El presidente de la Diputación, Miguel Gracia, y el alcalde de Puente de Montañana, Javier Bergua, comprobaban, recientemente, el resultado de los trabajos ejecutados durante los últimos meses en este puente que, a la vez, es reflejo de la historia de la España reciente, puesto que, fue demolido durante la guerra civil, reconstruido en el año 1938 y ahora adaptado a los nuevos tiempos.

Sin esta pasarela, los habitantes de Puente de Montañana tenían que recurrir a la conexión más cercana, en la carretera a Tremp, lo que suponía alargar la distancia de ida y vuelta en tres kilómetros. El alcalde, Javier Bergua, se refería a las “incomodidades que se notan cuando falta la infraestructura, andar mucho para ir muy cerca” y agradecía la “disposición de la Diputación desde el primer momento y la agilidad en el desarrollo, los vecinos están encantados”.

Miguel Gracia apuntaba que tuvo que ejecutarse como una “actuación urgente tras comprobar el estado de la infraestructura. Se refería al papel de la DPH, en este caso, para financiar la obra

La inversión final ha superado los 350.000 euros y los trabajos han sido desarrollados por la empresa Viacrón, así es cómo el conocido puente de la palanca es de nuevo transitable y los vecinos recuperan la comodidad de pasar de un lado al otro sin tener que recurrir a la carretera.
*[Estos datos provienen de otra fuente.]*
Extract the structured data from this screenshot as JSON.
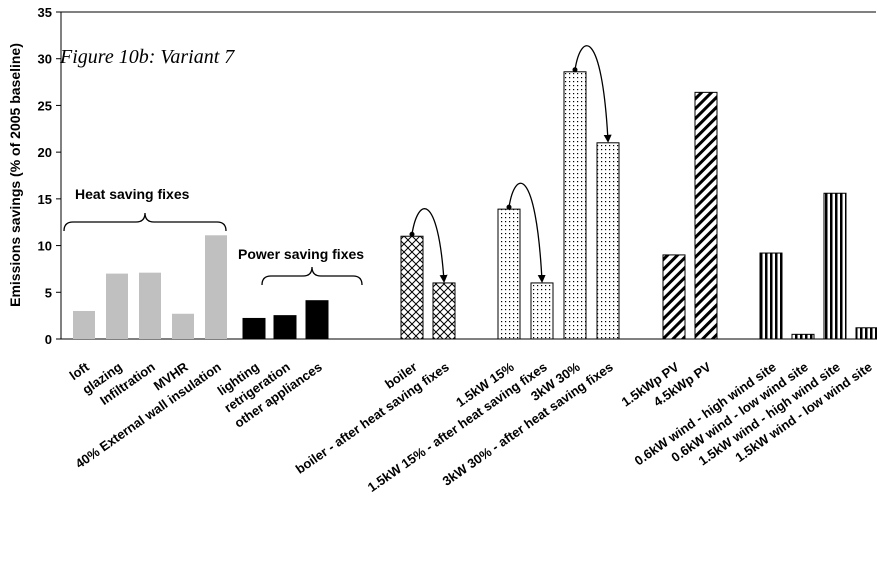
{
  "chart_data": {
    "type": "bar",
    "title": "Figure 10b: Variant 7",
    "ylabel": "Emissions savings (% of 2005 baseline)",
    "xlabel": "",
    "ylim": [
      0,
      35
    ],
    "yticks": [
      0,
      5,
      10,
      15,
      20,
      25,
      30,
      35
    ],
    "grid": false,
    "categories": [
      "loft",
      "glazing",
      "Infiltration",
      "MVHR",
      "40% External wall insulation",
      "lighting",
      "retrigeration",
      "other appliances",
      "boiler",
      "boiler - after heat saving fixes",
      "1.5kW 15%",
      "1.5kW 15% - after heat saving fixes",
      "3kW 30%",
      "3kW 30% - after heat saving fixes",
      "1.5kWp PV",
      "4.5kWp PV",
      "0.6kW wind - high wind site",
      "0.6kW wind - low wind site",
      "1.5kW wind - high wind site",
      "1.5kW wind - low wind site"
    ],
    "values": [
      3.0,
      7.0,
      7.1,
      2.7,
      11.1,
      2.2,
      2.5,
      4.1,
      11.0,
      6.0,
      13.9,
      6.0,
      28.6,
      21.0,
      9.0,
      26.4,
      9.2,
      0.5,
      15.6,
      1.2
    ],
    "groups": [
      {
        "name": "Heat saving fixes",
        "style": "solid-grey",
        "color": "#c0c0c0"
      },
      {
        "name": "Power saving fixes",
        "style": "solid-black",
        "color": "#000000"
      },
      {
        "name": "",
        "style": "crosshatch",
        "color": "#000000"
      },
      {
        "name": "",
        "style": "dots",
        "color": "#000000"
      },
      {
        "name": "",
        "style": "diagonal-stripes",
        "color": "#000000"
      },
      {
        "name": "",
        "style": "vertical-stripes",
        "color": "#000000"
      }
    ],
    "bar_groups": [
      0,
      0,
      0,
      0,
      0,
      1,
      1,
      1,
      2,
      2,
      3,
      3,
      3,
      3,
      4,
      4,
      5,
      5,
      5,
      5
    ],
    "annotations": [
      "Heat saving fixes",
      "Power saving fixes"
    ],
    "arrows": [
      [
        8,
        9
      ],
      [
        10,
        11
      ],
      [
        12,
        13
      ]
    ]
  }
}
Fue en febrero de este año cuando el Ayuntamiento de Puente de Montañana solicitó ayuda y, a la vista de la situación, se cerró al paso con el posterior inicio de las obras dieron a mediados de la primavera. Una vez demolido el anterior, la construcción y montaje del nuevo puente resultaba muy singular con un sistema inverso, es decir, montando y soldando previamente la plataforma en el cauce del río y elevándola mediante dos grúas. La realización de las obras no ha sido fácil porque, a pesar de no ser una infraestructura de grandes dimensiones, con 44 metros de longitud, la dificultad en la actuación ha sido semejante a la de uno mayor. Los cables de los que cuelga el puente uno a cada lado, de cerca de 70 metros de longitud y que pueden soportar una carga de hasta 200 toneladas, solo se fabrican en dos lugares en España y, una vez hechos, tiene tuvieron que tensionado previo para que los alambres se ajusten, que ha sido necesario realizar en Francia.